12 septembre 2018
https://www.openedition.org/12554 , info:eu-repo/semantics/openAccess
André Topia, « Le programme et le revenant : Joyce, Blake et « the daughters of memory » », Presses Sorbonne Nouvelle, ID : 10670/1.yfctyd
Joyce is situated historically at the meeting point of two conceptions of memory: the ancient technique of the ars memoriae based on mnemotechnics, and the modern electronic technology of storage and retrieval of data through computers. Paradoxically, Joycean memory is directed both towards the past and towards the future. On the one hand, it is haunted by opaque uninterpretable blocks of memorized past, on the other hand, it tries to devise programmes enabling it to frame in advance the very form of future experience. Thus «The Boarding House» (Dubliners) opposes Mrs Mooney’s programmatic memory, which ruthlessly reconstructs the past event of the love affair between her daughter and Mr Doran, and Bob Doran’s groping existential memory, which vainly tries to interpret the past event. The end of the story shows Polly Mooney passing from the second model to the first.
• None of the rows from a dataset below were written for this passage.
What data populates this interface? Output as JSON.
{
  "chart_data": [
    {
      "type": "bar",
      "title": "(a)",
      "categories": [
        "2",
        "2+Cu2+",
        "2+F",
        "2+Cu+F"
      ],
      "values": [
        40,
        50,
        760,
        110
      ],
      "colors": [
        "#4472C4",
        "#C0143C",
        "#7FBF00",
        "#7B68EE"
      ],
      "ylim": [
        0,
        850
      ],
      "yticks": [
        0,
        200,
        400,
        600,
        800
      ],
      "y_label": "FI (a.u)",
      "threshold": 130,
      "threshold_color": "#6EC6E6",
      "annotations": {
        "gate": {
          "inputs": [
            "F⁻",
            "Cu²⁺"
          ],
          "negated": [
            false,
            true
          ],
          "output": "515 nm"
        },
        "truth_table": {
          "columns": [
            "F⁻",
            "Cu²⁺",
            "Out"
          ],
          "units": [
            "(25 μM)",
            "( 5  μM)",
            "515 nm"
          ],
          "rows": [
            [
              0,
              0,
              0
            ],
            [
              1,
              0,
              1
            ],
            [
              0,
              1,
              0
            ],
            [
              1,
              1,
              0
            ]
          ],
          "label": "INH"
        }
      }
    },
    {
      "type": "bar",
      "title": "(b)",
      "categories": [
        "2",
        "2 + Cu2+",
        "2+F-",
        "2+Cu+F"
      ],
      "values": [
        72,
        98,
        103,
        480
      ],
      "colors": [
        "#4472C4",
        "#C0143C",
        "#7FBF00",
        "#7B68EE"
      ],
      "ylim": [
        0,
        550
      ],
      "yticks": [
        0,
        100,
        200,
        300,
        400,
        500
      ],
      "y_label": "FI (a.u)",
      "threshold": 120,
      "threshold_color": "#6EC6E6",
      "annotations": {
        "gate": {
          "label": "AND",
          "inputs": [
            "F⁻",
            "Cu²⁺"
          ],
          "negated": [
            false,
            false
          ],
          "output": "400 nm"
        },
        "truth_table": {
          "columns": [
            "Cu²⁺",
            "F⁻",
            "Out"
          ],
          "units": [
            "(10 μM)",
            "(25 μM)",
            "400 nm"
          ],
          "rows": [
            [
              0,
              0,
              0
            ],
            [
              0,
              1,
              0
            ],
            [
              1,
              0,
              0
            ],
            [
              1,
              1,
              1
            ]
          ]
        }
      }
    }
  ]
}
In the «Nestor» episode of Ulysses Stephen Dedalus is caught between two conceptions of time and of the past: a discontinuous time oscillating between timeless moments of stasis and apocalyptic conflagrations; and an ordered sequential time of progress. In his Aristotelian meditation on the potential and the actual he sees the linear historical sequence recurrently subverted by parallel unaccomplished potential versions, so that his memory is haunted by static, almost hallucinatory moments of cinematographic intensity. This proliferation of potential versions announces the serial construction of the «Ithaca» episode in Ulysses and its Beckettian aftermath in Watt.